In late 2014, British workers finally saw the end of a seven-and-a-half-year streak of wage increases that were so meagre and so much smaller than inflation, they created the effect of long-lasting pay cuts. Two years later, this small improvement to living standards is almost over. Another casualty of Brexit.
Data from the Office for National Statistics showed UK real wage growth—pay adjusted for inflation—fell for a third consecutive month in September. The annual rate of average weekly earnings growth was 1.7%. In September 2015, the rate was 3.1%.
Next year this rate could head back below zero.
Much of the recent increase in real wages occurred because inflation has been near zero since 2015. The revived spending power of British workers has been the bedrock of the UK’s recent economic growth (paywall).
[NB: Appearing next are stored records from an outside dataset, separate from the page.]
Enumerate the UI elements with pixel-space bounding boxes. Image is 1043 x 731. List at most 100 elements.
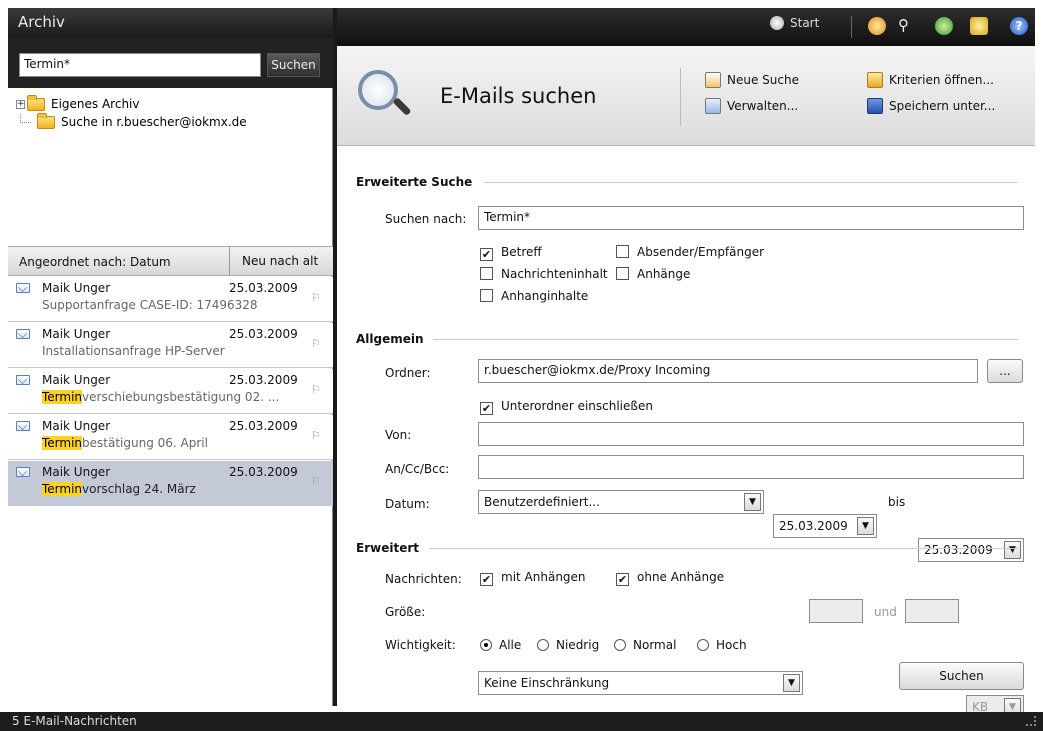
browse-folder-button[interactable]: ...	[987, 359, 1023, 383]
archive-icon[interactable]	[868, 17, 886, 35]
folder-input[interactable]: r.buescher@iokmx.de/Proxy Incoming	[478, 359, 978, 383]
search-for-input[interactable]: Termin*	[478, 206, 1024, 230]
manage-button[interactable]: Verwalten...	[705, 98, 798, 114]
flag-icon[interactable]: ⚐	[311, 383, 323, 396]
importance-normal-label: Normal	[633, 638, 677, 652]
flag-icon[interactable]: ⚐	[311, 291, 323, 304]
importance-all-label: Alle	[499, 638, 522, 652]
mail-list-item[interactable]: Maik Unger 25.03.2009 Installationsanfra…	[8, 323, 333, 368]
mail-subject: Supportanfrage CASE-ID: 17496328	[42, 298, 258, 312]
archive-search-button[interactable]: Suchen	[267, 53, 320, 77]
with-attachments-checkbox[interactable]: ✔ mit Anhängen	[480, 570, 586, 586]
archive-title: Archiv	[8, 8, 333, 38]
subject-rest: vorschlag 24. März	[82, 482, 196, 496]
mail-from: Maik Unger	[42, 281, 111, 295]
date-from-select[interactable]: 25.03.2009 ▼	[773, 514, 877, 538]
date-to-select[interactable]: 25.03.2009 ▼	[918, 538, 1024, 562]
list-icon	[705, 98, 721, 114]
chevron-down-icon[interactable]: ▼	[857, 517, 874, 535]
section-title-extended: Erweitert	[356, 541, 419, 555]
sort-order-toggle[interactable]: Neu nach alt	[229, 247, 333, 275]
section-divider	[433, 339, 1018, 340]
new-search-icon	[705, 72, 721, 88]
status-bar: 5 E-Mail-Nachrichten	[0, 712, 1043, 731]
magnifier-icon	[358, 70, 398, 110]
size-label: Größe:	[385, 605, 426, 619]
flag-icon[interactable]: ⚐	[311, 429, 323, 442]
chevron-down-icon[interactable]: ▼	[1004, 541, 1021, 559]
section-title-general: Allgemein	[356, 332, 424, 346]
attachments-checkbox[interactable]: Anhänge	[616, 267, 690, 281]
start-button[interactable]: Start	[770, 16, 819, 30]
mail-list-item[interactable]: Maik Unger 25.03.2009 Terminverschiebung…	[8, 369, 333, 414]
importance-low-label: Niedrig	[556, 638, 600, 652]
date-label: Datum:	[385, 497, 430, 511]
mail-from: Maik Unger	[42, 327, 111, 341]
search-icon[interactable]: ⚲	[898, 16, 909, 34]
message-count: 5 E-Mail-Nachrichten	[12, 714, 137, 728]
flag-icon[interactable]: ⚐	[311, 475, 323, 488]
folder-label: Ordner:	[385, 366, 431, 380]
subject-checkbox[interactable]: ✔ Betreff	[480, 245, 542, 261]
archive-search-input[interactable]: Termin*	[19, 53, 261, 77]
mail-date: 25.03.2009	[229, 373, 298, 387]
mail-list-item-selected[interactable]: Maik Unger 25.03.2009 Terminvorschlag 24…	[8, 461, 333, 506]
section-title-advanced: Erweiterte Suche	[356, 175, 473, 189]
importance-label: Wichtigkeit:	[385, 638, 456, 652]
save-as-button[interactable]: Speichern unter...	[867, 98, 995, 114]
help-icon[interactable]: ?	[1010, 17, 1028, 35]
content-checkbox[interactable]: Nachrichteninhalt	[480, 267, 608, 281]
importance-low-radio[interactable]: Niedrig	[537, 638, 599, 652]
without-attachments-checkbox[interactable]: ✔ ohne Anhänge	[616, 570, 724, 586]
mail-date: 25.03.2009	[229, 465, 298, 479]
expand-icon[interactable]: +	[16, 99, 25, 109]
include-subfolders-checkbox[interactable]: ✔ Unterordner einschließen	[480, 399, 653, 415]
settings-icon[interactable]	[970, 17, 988, 35]
recipients-input[interactable]	[478, 455, 1024, 479]
new-search-button[interactable]: Neue Suche	[705, 72, 799, 88]
from-input[interactable]	[478, 422, 1024, 446]
toolbar-divider	[851, 16, 852, 38]
chevron-down-icon[interactable]: ▼	[744, 493, 761, 511]
importance-high-radio[interactable]: Hoch	[697, 638, 747, 652]
importance-all-radio[interactable]: Alle	[480, 638, 521, 652]
importance-normal-radio[interactable]: Normal	[614, 638, 676, 652]
content-option-label: Nachrichteninhalt	[501, 267, 608, 281]
sort-by-label[interactable]: Angeordnet nach: Datum	[19, 255, 171, 269]
radio-unselected	[697, 639, 709, 651]
chevron-down-icon[interactable]: ▼	[783, 674, 800, 692]
open-criteria-button[interactable]: Kriterien öffnen...	[867, 72, 994, 88]
mail-subject: Terminverschiebungsbestätigung 02. ...	[42, 390, 279, 404]
flag-icon[interactable]: ⚐	[311, 337, 323, 350]
date-mode-select[interactable]: Benutzerdefiniert... ▼	[478, 490, 764, 514]
checkbox-unchecked	[616, 245, 629, 258]
envelope-icon	[16, 421, 30, 431]
mail-list-item[interactable]: Maik Unger 25.03.2009 Supportanfrage CAS…	[8, 277, 333, 322]
date-to-value: 25.03.2009	[924, 543, 993, 557]
checkbox-unchecked	[480, 267, 493, 280]
tree-item-label: Suche in r.buescher@iokmx.de	[61, 115, 247, 129]
mail-from: Maik Unger	[42, 419, 111, 433]
size-max-input[interactable]	[905, 599, 959, 623]
size-min-input[interactable]	[809, 599, 863, 623]
page-title: E-Mails suchen	[440, 84, 597, 108]
submit-search-button[interactable]: Suchen	[899, 662, 1024, 690]
start-label: Start	[790, 16, 820, 30]
radio-selected	[480, 639, 492, 651]
tree-connector	[20, 113, 31, 123]
subject-rest: Supportanfrage CASE-ID: 17496328	[42, 298, 258, 312]
sender-checkbox[interactable]: Absender/Empfänger	[616, 245, 764, 259]
open-criteria-label: Kriterien öffnen...	[889, 73, 994, 87]
size-select[interactable]: Keine Einschränkung ▼	[478, 671, 803, 695]
mail-list-item[interactable]: Maik Unger 25.03.2009 Terminbestätigung …	[8, 415, 333, 460]
attachment-content-checkbox[interactable]: Anhanginhalte	[480, 289, 588, 303]
und-label: und	[874, 605, 897, 619]
tree-item-own-archive[interactable]: + Eigenes Archiv	[16, 94, 247, 113]
header-divider	[680, 68, 681, 126]
resize-grip-icon[interactable]	[1026, 716, 1036, 726]
date-from-value: 25.03.2009	[779, 519, 848, 533]
restore-icon[interactable]	[935, 17, 953, 35]
envelope-icon	[16, 467, 30, 477]
mail-subject: Terminvorschlag 24. März	[42, 482, 196, 496]
tree-item-search[interactable]: Suche in r.buescher@iokmx.de	[16, 112, 247, 131]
When the UK voted to leave the European Union, investors responded by ditching the UK currency and pound fell from about $1.50 in June to as low as $1.21 last month.
This depreciation will turn into a surge in inflation. In the past six months, the annual inflation rate has already tripled to 0.9%. Economists says consumer prices will probably climb by 3% next year and even the Bank of England is predicting an overshoot of its 2% inflation target (pdf) in the next few years. That’s much faster than wages can rise, which will send people’s spending power back into decline. The chart below will start to look like it did before late 2014.
In the second quarter of 2016 household expenditure contributed 0.5% to GDP growth, helping to offset a 0.8% drag from trade. A potential decline in household spending, which makes up 60% of the UK economy, is worrying enough to justify the bleak outlook (paywall) for the UK economy next year.